Detroit Tax: Newt Gingrich, Jennifer Granholm spar over tax-free Detroit proposal
by Nathan Bomey, 03 June 2010 -- Former U.S. Speaker of the House Newt Gingrich proposed Wednesday on Mackinac Island that the state of Michigan declare Detroit to be a tax-free zone for the next 10 years in an effort to generate economic activity.
"Let's pretend Detroit is Puerto Rico for 10 years," Gingrich said, according to a report on MLive.com. "No taxes for a decade on job creation. No taxes on investments. No taxes on capital gains as long as they are in Detroit."
Gingrich's proposal, delivered at the Detroit Regional Chamber's annual Mackinac Policy Conference, spark a wide range of reactions.
Gov. Jennifer Granholm, for one, thinks it's unrealistic.
"The state and local component provide direct services. Nobody's going to come to Detroit if there is no law enforcement," Granholm said on WJR-AM (760), according to the Detroit News. "Is Oakland County going to subsidize Detroit's law enforcement efforts?"
Gingrich also proffered a variety of other ideas for revitalizing Michigan's economy and Detroit, including establishing Michigan as a "right to work" state, giving schoolkids Kindles instead of textbooks and aggressively replacing failing schools.
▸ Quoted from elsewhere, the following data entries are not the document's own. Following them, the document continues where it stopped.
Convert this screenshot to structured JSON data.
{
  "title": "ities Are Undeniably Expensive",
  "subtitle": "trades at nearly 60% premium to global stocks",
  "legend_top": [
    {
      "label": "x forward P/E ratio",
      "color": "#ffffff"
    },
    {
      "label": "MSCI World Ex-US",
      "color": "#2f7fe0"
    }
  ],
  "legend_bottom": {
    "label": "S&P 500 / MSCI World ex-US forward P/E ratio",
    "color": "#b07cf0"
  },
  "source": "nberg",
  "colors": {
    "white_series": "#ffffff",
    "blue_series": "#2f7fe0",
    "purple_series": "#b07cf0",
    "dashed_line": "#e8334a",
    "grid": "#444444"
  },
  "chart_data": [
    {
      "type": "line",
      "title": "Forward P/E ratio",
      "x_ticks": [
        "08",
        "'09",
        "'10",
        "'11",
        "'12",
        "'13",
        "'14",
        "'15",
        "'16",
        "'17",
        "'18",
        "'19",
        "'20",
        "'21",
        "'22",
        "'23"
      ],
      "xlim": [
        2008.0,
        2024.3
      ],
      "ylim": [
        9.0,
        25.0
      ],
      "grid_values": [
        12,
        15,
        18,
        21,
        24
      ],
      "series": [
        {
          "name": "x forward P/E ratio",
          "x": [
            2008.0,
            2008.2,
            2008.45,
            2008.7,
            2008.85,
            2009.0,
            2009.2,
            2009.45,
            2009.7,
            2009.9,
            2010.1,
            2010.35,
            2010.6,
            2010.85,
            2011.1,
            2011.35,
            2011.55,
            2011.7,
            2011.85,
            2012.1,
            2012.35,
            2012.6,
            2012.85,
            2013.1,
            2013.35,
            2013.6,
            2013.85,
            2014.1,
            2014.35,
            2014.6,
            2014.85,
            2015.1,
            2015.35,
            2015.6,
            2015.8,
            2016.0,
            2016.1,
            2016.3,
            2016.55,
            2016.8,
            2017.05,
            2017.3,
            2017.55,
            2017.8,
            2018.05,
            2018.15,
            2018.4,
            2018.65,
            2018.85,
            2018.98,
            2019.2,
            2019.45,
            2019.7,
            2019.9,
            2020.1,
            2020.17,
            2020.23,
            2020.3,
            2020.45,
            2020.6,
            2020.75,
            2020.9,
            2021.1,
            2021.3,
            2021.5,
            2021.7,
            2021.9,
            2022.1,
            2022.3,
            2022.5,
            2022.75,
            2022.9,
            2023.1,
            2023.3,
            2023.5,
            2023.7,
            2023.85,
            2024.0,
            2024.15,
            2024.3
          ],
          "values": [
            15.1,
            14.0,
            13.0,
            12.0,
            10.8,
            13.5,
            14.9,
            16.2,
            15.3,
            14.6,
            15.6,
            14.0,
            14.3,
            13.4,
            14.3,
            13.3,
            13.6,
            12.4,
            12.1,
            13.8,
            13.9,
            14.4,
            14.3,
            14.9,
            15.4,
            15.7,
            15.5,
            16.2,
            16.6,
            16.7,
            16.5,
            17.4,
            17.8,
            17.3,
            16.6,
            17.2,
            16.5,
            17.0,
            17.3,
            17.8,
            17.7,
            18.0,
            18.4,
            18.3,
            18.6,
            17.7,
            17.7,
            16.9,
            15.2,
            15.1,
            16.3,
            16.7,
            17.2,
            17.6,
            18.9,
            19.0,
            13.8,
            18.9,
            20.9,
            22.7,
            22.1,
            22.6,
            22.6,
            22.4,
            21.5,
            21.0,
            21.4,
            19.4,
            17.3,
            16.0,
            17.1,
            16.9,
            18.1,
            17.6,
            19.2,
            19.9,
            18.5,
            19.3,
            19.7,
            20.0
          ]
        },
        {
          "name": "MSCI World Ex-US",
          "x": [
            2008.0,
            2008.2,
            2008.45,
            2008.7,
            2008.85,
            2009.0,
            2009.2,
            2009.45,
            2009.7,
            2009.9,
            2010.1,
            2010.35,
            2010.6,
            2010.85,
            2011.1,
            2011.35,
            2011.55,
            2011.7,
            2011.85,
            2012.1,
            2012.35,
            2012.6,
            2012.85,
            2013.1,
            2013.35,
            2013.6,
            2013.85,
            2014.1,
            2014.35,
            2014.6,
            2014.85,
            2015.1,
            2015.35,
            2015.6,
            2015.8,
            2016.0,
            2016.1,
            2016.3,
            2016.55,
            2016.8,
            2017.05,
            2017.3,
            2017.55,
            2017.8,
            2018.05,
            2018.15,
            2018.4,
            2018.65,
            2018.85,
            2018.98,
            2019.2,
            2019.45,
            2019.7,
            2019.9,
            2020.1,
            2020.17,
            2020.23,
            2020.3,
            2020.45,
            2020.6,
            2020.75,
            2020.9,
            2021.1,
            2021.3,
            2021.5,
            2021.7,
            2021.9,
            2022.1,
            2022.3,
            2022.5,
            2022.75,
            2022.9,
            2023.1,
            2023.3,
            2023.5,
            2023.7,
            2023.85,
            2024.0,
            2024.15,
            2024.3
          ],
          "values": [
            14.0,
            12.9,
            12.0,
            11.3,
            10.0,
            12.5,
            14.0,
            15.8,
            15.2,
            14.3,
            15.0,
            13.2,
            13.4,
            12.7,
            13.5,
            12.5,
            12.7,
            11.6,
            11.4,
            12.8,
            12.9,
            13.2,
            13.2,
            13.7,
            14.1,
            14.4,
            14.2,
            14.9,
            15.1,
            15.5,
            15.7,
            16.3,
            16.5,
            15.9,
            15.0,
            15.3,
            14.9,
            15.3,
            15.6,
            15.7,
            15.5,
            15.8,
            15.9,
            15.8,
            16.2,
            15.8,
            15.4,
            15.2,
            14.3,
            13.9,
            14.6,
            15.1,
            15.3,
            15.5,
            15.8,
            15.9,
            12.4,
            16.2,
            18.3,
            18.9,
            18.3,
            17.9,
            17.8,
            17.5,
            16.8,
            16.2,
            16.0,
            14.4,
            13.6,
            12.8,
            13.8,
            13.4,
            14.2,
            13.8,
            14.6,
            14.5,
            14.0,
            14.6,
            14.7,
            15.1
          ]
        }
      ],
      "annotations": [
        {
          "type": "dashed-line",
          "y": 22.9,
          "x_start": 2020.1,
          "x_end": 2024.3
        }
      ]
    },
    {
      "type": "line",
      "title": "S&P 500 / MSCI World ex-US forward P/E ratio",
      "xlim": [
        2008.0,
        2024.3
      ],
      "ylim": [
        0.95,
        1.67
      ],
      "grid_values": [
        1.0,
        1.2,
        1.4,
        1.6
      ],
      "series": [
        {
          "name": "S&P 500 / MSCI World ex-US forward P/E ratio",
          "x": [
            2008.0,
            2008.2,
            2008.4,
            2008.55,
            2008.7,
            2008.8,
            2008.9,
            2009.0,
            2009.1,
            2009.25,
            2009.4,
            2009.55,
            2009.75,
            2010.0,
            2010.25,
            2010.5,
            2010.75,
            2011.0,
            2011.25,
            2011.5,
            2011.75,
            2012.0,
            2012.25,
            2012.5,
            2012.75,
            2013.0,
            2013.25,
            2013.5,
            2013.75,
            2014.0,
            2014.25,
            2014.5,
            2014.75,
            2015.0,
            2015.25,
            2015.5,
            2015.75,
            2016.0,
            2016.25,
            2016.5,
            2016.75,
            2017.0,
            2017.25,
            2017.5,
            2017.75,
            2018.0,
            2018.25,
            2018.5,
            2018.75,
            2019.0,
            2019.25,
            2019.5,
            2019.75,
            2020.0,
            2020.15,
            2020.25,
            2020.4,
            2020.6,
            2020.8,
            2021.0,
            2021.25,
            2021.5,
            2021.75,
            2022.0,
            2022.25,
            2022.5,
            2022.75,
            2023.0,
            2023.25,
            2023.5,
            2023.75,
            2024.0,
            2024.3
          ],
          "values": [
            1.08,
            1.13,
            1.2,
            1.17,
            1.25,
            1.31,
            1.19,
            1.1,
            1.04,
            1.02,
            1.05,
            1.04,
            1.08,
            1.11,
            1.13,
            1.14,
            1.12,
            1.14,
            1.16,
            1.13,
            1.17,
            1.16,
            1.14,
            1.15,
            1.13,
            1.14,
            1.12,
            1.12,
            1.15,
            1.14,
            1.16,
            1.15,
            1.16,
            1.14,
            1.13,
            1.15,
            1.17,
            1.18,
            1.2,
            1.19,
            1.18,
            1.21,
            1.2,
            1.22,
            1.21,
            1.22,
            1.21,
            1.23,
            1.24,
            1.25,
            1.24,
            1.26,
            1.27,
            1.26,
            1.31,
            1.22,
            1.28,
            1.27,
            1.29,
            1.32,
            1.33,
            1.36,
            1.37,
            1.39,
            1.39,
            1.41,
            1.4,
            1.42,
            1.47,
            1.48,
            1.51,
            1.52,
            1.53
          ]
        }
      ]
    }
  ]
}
Some attendees seemed to welcome his ideas. Detroit City Council President Charles Pugh told MLive he liked the tax-free Detroit proposal.
"I'm not a Republican -- I'm the farthest thing from it -- but that's just a good idea," he said. "Some people will tell you Detroit is in a depression. With the level of unemployment. With the high dropout rate. With so many aspects. We need an injection of not only hope, but jobs. That's just real. And what we've been doing has not been working."
Detroit NAACP Executive Director Heaster Wheeler was disgusted.
"Newt Gingrich is less than a joke," Wheeler told the Detroit Free Press. "If he understood the needs of the urban centers of America, where was he when he had the authority to do something about it as speaker of the House?"
On the other hand, U.S. Rep. John Dingell, D-Michigan, didn't write off Gingrich's ideas for Detroit.
"I am thinking about it," he told MLive. "Newt is very provocative, and he's caused me to consider the idea."